The Amber IPA is getting bottled this week, so we will see how that turns out. My real all star for this brew year was the Imperial Porter. It came in a 8% and had everything you could want in a porter. It was well balanced and you could not even detect an alcohol on the beer. I really like it, I wish I had more.

This next brew year I’m not sure what I want to make. I think next on my list is a simple American Amber. After that I have not idea. I am still looking into the colonial beer, but that is a ways off. We will see what this year brings, but I am excited as I am really honing in on my efficiency and turning out beer very close to what I want them to taste like.

Colonial America beer

11-17-01I’ve been trying to come up with my next recipe for homebrewing and I can’t really decide on what I want to do exactly. I keep going between a porter, a winter warmer, or some type of amber ale. I really just can’t decide at all. And then I got an idea; how about a Colonial
America style of beer?

I thought it sounded like a great idea so I have been doing a lot of research into beer styles and brewing techniques during the Colonial time in America. I have run across several helpful articles and have really started to dive into them. I am still working on a solid recipe but I thought that I would share my current ideas and information and see if anyone can point me in a more correct direction.
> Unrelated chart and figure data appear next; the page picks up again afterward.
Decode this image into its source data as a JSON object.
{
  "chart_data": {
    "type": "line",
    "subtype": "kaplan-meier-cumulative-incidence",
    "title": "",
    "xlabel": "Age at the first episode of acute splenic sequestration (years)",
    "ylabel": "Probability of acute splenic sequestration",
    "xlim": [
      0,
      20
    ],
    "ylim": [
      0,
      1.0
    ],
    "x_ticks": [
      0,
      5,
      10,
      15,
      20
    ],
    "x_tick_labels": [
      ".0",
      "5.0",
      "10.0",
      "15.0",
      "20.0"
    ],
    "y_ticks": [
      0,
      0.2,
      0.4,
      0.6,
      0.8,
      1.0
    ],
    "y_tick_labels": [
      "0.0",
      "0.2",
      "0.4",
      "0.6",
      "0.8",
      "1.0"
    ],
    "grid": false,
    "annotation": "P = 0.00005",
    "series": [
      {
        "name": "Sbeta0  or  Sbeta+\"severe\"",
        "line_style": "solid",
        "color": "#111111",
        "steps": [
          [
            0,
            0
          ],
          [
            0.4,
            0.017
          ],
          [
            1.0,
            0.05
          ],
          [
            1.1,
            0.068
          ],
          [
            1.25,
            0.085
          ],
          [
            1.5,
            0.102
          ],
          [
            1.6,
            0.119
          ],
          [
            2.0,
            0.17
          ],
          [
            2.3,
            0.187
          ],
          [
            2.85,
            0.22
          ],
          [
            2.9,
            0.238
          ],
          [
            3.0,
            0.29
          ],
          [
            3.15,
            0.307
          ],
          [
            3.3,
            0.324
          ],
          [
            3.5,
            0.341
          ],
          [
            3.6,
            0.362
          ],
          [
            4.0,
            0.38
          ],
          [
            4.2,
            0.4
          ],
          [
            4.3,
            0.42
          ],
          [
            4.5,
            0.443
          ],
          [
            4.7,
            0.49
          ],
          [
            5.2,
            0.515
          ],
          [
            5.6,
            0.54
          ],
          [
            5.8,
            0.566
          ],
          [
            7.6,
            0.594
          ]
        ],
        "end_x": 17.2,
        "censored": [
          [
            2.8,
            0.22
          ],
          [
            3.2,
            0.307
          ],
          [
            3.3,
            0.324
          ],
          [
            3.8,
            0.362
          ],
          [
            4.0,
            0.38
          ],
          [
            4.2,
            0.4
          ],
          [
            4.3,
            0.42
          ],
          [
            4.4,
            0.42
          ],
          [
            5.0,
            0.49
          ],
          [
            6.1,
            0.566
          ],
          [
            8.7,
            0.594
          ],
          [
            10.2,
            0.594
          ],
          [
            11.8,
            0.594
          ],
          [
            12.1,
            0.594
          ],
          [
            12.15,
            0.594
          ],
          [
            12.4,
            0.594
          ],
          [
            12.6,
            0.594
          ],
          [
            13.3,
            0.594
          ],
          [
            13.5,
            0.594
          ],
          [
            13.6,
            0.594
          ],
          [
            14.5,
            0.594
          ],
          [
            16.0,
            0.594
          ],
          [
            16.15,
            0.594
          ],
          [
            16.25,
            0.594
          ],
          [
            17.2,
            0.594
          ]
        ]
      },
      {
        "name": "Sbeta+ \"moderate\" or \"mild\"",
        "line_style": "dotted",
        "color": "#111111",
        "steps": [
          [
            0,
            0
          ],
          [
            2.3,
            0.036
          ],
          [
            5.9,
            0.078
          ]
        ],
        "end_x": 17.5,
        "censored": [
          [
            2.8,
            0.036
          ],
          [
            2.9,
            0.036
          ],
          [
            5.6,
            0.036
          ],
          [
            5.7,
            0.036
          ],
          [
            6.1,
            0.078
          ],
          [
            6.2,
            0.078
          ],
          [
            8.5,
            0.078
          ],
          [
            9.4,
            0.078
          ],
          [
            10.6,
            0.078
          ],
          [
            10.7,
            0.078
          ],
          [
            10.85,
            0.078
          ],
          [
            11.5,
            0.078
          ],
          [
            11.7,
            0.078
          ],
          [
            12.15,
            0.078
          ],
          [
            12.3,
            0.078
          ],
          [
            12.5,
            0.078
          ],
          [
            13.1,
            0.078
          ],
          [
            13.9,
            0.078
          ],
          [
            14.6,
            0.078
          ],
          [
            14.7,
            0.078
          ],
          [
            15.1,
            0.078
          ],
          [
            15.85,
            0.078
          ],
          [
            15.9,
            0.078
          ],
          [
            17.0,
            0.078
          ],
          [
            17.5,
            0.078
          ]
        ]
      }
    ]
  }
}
Right now I am looking at three “styles” of Colonial beer. The first would be a basic porter, not super strong, but packed with roasty flavors and medium carbonation. The second style I am looking at is more of a British style pub ale that Thomas Jefferson is said to have enjoyed. Who knows if that is true, but it makes a good story. In place of all of the British malts and hops I would substitute American malts and hops. The final beer that I am looking into is a Spruce beer that was common during the Revolutionary War. It would be a darker beer, similar to a porter, but also have some essence of spruce put into it. Now I just need to narrow down my focus a bit.

I also am concerned with doing this beer authentically. I will have to use some modern brewing practices, but I would like to get the ingredients as close as possible. I know that hops change from year to year, and there is no way to actually know what the barley was malted at during that period but digging into some more material, I hope to find some more clues.  Below are a few links that I have been looking over the gain a better understanding of Colonial brewing in America.

Links

As I said, I have a lot more research to do, but these links are a start. I have a few books that I can get more information out of, but I will have to dig in and find the correct information. If you find any other info out there I am more than willing to take it.